Katewho is now a sports editor for the Sanford Herald, ran the Tribune for seven years, from 2008 to 2015. When he wasn’t in command of the ship, he was on the ground as a reporter covering sports and current affairs .

“When I was there, I mean, even back then, it was a tough market for journalism, but we did what we could with the resources we had,” Cate said. “I worked really hard every day or so trying to keep this diary alive.”

It’s the challenge of keeping newspapers afloat in an evolving news landscape.

“The Mount Olive Tribune is not the first newspaper I have chaired that went out of business years after I left,” Cate said. “It makes me very sad to know that.”

With the demise of the Tribune, the community was left without a Mount Olive-based newspaper.

“You can find out what’s going on in DC, or you can find out what’s going on in Raleigh, but you can’t really know too well what’s going on on the main street in your city unless you have someone who does.” Cate said. “And that’s the role we tried to fill.”
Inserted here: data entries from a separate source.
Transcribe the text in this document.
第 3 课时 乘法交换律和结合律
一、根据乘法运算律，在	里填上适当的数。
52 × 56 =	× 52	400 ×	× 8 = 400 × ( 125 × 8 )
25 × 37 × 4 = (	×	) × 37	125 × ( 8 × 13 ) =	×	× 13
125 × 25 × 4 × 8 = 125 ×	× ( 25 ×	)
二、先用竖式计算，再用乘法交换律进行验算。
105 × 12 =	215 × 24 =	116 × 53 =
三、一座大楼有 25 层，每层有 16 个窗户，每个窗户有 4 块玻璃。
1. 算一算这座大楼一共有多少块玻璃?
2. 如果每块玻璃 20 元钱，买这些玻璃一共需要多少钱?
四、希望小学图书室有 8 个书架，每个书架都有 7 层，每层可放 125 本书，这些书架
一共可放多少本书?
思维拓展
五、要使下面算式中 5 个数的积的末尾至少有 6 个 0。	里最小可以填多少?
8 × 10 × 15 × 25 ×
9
Spectrum News spoke with Erica Beshears Perel, the director of Center for Innovation and Sustainability in Local Media at UNC, for a statewide look at local news trends, especially in rural North Carolina.

Perel, a former reporter for The Charlotte Observer, says there are three counties in the state that don’t have a local media outlet. According to the center, a news desert is defined by a county with one or more newspapers. She says democracy depends on local news.

“There is a connection between high-quality local news and civic participation by people who vote, people who attend government meetings, people who protest, people you know, who participate in some way in their own government , hold their leaders accountable and are empowered to do so,” she said.

She believes that aside from local newspapers, powerhouse TV and radio stations, there are digital startups to help people get their local news.

“There are some great new outlets filling in the gaps,” Perel said. “And to fill in the gaps that traditional media hasn’t always covered well.” We have outlets like Enlace Latino NC which is a Spanish language outlet that covers politics in our state.